Georgian-produced drones. President’s administration photo.
Georgia unveiled a domestically produced, catapult-launched surveillance unmanned aerial vehicle during a test flight on April 10, observed by President Saakashvili.
According to the Georgian Ministry of Defense drone can stay aloft for 8 hours and can fly up to 3,000 meters above the ground and reach a top speed of 160 km/h.
MoD said the drone with its dual camera gimbal, photo and infrared camera, can be used for reconnaissance, surveillance, coast guard and border patrol missions, as well as for civilian purposes.
The UAV has a parachute system for landing and an airbag to prevent damage on impact, according to MoD.
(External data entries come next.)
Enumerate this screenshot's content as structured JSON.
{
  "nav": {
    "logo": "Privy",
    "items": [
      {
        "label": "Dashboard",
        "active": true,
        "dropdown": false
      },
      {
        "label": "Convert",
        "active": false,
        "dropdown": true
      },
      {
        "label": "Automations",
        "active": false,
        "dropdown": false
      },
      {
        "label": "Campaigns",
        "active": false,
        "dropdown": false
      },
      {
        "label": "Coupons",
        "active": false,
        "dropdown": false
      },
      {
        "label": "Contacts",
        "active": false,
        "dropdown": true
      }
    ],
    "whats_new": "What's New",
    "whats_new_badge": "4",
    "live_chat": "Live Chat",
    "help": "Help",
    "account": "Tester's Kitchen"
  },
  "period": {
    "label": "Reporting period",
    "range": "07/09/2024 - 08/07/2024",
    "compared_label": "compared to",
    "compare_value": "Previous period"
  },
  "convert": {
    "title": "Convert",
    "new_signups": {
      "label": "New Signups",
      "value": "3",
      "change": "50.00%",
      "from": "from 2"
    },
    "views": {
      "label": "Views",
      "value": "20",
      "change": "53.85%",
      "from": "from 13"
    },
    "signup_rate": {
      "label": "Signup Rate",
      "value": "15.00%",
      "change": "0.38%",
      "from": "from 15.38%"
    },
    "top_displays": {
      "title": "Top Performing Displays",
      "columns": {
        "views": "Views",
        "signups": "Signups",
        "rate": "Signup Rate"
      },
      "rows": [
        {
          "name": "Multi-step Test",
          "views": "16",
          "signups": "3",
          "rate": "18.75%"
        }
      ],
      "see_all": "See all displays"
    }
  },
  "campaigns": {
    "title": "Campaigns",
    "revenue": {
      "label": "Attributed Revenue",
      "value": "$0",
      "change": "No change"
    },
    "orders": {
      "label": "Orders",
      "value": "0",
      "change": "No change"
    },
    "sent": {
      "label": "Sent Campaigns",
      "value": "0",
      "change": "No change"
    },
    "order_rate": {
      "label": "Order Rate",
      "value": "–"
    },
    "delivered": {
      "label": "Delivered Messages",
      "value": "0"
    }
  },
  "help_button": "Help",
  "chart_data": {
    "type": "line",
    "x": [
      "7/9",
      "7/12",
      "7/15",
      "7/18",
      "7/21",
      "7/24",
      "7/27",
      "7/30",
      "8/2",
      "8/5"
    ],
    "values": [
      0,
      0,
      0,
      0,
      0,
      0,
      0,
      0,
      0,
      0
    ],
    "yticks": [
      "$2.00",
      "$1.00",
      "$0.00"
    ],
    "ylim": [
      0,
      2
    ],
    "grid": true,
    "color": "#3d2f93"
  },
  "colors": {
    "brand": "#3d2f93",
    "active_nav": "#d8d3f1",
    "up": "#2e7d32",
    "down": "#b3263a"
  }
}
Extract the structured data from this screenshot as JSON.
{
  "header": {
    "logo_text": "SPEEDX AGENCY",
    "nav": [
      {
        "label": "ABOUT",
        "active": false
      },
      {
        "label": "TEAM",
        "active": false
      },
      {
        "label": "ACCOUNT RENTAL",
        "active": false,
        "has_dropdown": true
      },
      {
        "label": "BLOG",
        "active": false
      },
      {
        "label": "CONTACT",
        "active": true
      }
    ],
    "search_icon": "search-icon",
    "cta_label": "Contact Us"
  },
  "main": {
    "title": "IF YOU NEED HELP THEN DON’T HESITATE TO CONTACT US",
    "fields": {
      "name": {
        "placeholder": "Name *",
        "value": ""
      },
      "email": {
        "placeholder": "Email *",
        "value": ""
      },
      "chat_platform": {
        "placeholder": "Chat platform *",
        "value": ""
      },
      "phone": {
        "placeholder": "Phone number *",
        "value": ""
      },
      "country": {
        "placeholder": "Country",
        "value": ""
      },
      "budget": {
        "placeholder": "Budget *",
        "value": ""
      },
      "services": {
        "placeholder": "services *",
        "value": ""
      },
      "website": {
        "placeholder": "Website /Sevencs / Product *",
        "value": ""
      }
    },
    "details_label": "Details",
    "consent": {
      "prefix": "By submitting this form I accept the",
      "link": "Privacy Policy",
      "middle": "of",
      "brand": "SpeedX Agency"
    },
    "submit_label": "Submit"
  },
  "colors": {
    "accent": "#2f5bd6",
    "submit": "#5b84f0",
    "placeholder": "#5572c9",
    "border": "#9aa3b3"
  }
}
A Georgian-produced drone. President’s administration photo.
Georgia made drone acquisitions from Israeli defense electronics company Elbit Systems under the contract signed in 2007. President Saakashvili said in April, 2008 that Georgia had about 40 drones, among them medium size Hermes 450, which has endurance of about 20 hours.
But the deal went wrong; in April, 2011 Elbit Systems said it had filed a lawsuit against the Georgian government in the amount of about USD 100 million. In late December, 2011 Elbit Systems and Georgia settled the dispute and signed a deal according to which Georgia agreed to pay USD 35 million and to return to Elbit “certain equipment and sub-systems” bought from the company.
A Georgian-produced drone during landing. President’s administration photo.
“When you make procurement from abroad a seller may not give you a full technology or may share technology [bought] by you to your adversary,” Saakashvili said at a presentation of the drone. “No one will share this [pointing to the Georgian-made drone] with others; it’s ours… We no longer depend on others.”
This is the second time when President Saakashvili touches upon the risk of sensitive data being shared. When presenting a Georgian-manufactured multiple rocket launcher in early March, Saakashvili said by having local military production “you do not depend on others, that someone may cheat you or share data with others”.
President Saakashvili in a military uniform with his six-year-old son, Nikoloz, at a presentation of a Georgian-produced drone, Georgia’s Defense Minister Bacho Akhalaia seen left. President’s administration photo.
Although in neither of these instances Saakashvili gave any specific cases, both of these remarks seem to be echoing allegation, which has emerged after WikiLeaks started releasing emails snatched by hackers from a U.S.-based global security analysis company Stratfor.
According to one such email from February 2009, a source allegedly told a Stratfor senior analyst, that surveillance drones, which Georgia bought from Israel were compromised after Israel and Russia “made a swap – Israel gave Russia the 'data link' code for those specific UAVs [unmanned aerial vehicle]; in return, Russia gave Israel the codes for Iran's Tor-M1” missile systems.
Speaking at the presentation of the Georgian-made drone, Saakashvili said that Georgian engineers had been developing it for last 18 months and the drone would be further improved within next year and a half.